NEW ORLEANS - If you were paying attention, you could see it coming for weeks.
The energy, the emotion and the killer instinct - it was all there.
For the Lafayette (La.) Acadiana Wreckin' Rams, No. 27 in the RivalsHigh Top 100 rankings, it was only a matter of time.
"Expectations raise when you attain certain levels of success," Acadiana coach Ted Davidson said after his team's 21-14 win over No. 9 West Monroe (La.) High in the state's 5A final.
"We knew we had what it takes to win it all, and these five weeks proved it."
It was five weeks that almost never materialized.
At the midway point of the season Acadiana was penalized by the Louisiana High School Athletic Association for playing games with an ineligible player. It cost the team four wins, dropping it to 4-4 on the season.
It nearly cost it a chance at the playoffs.
"What that did," Davidson said, "was scared the heck out of us. Those kids saw what could be taken away from them. They saw what they could lose out on."
The team rebounded and won its remaining games.
It entered the playoffs as the fifth-to-last team to qualify at 6-4. It was seeded No. 27.
"That was not the 27th seed that just beat us out there," West Monroe coach Don Shows said. "Had they not had to forfeit those wins they likely would have been seeded above us.
"That was a really good team. A great team."
Acadiana is now 11-4. Its No. 27 ranking is certain to improve as it has been steadily on the rise since it was assured a spot in the playoffs.
The win did not come without a fight as the Rams, which dominated the entire first half, found themselves trailing 14-13 just seconds into the second half after West Monroe returned the kickoff for a score.
The momentum began to shift, but the Rams were able to stem the tide.
"I was hoping it wasn't going to be an avalanche," Davidson said. "They popped a big one right before halftime and then that. Our defense really bailed us out."
The defense has been the calling card of the Rams the entire postseason. It had only given up 33 points in the first four rounds before surrendering seven more in the title game.
"I gotta get on them," Wilkinson said. "They gave up a score tonight."
The unit also kept the team in the game.
With West Monroe starting with the ball on its own 2-yard line nearing the end of the third quarter, it was a make-or-break situation.
After eight plays and 71 yards, it looked as if the Rebels were going to take a commanding lead.
Then Izaih Abraham forced a fumble and turned the game around.
"You can't turn the football over when you have momentum," Shows said. "I think they were getting down and it lifted them right back up."
Davidson saw it the same way.
"They had the ball and they were moving the football on us," Davidson said. "We had been out there a long time on defense and we were getting tired.
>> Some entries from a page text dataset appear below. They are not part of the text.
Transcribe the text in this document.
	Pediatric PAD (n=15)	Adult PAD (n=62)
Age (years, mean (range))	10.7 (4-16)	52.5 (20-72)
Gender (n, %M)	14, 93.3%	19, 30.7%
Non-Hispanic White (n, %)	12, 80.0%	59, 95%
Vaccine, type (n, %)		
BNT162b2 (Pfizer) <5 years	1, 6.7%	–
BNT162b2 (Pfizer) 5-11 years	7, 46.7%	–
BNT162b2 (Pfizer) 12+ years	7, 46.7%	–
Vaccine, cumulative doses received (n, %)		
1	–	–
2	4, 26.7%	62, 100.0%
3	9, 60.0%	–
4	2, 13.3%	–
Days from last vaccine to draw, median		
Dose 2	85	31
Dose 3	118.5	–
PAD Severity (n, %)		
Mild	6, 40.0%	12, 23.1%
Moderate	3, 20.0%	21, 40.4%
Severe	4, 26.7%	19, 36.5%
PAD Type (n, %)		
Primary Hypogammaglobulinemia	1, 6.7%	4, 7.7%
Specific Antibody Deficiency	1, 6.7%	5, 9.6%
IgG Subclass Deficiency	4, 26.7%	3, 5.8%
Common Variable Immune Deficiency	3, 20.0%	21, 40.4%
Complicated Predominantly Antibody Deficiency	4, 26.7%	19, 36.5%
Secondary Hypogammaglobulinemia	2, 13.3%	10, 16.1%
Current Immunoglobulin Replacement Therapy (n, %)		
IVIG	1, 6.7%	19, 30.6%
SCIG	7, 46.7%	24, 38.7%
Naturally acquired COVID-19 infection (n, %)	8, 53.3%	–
That play changed the whole scope of the game."
So did the play that followed.
Acadiana quarterback, Ryan Bergeron, flipped a pass to the flat to the game's MVP Micah Eugene, who scampered 63 yards to the West Monroe 10.
Eugene, who would end the game with 121 rushing yards to go with his 63-yard reception, scored three plays later, putting the Rams up for good.
"Man, they tried to kill me out there," Eugene said. "That was a big defensive line and we needed every bit of our strength to beat them."
The team also needed a surprise play or two.
Acadiana, a split back veer team, went to the air early and often.
Bergeron completed 6-of-9 pass attempts for a remarkably high 176 yards.
"If you saw us trying to run on them you would know why we had to pass," Davidson said. "They are as good up front as you are going to see."
Bergeron said he knew the pass game would work.
"We had been preparing to pass," he said. "We knew they would be overloading to stop the run and we hit a big pass play or two to loosen them up."
It may have loosened them up, but both teams left knowing it had played the other.
"That was a great game," Shows said. "It was hard-fought and a battle."
"I felt like I was just in a fight," Davidson said. "We were in a battle from the word go."
For West Monroe (14-1), the loss sends off a senior class that went 45-4 with a state title and two runners-up. It will also say goodbye to its Top 10 ranking.
Acadiana, on the other hand, now has its second state title in five years and with that will come more national recognition and expectations.
And Davidson is well aware of that.
"We are at a point that the state quarterfinals can not be our goal," he said.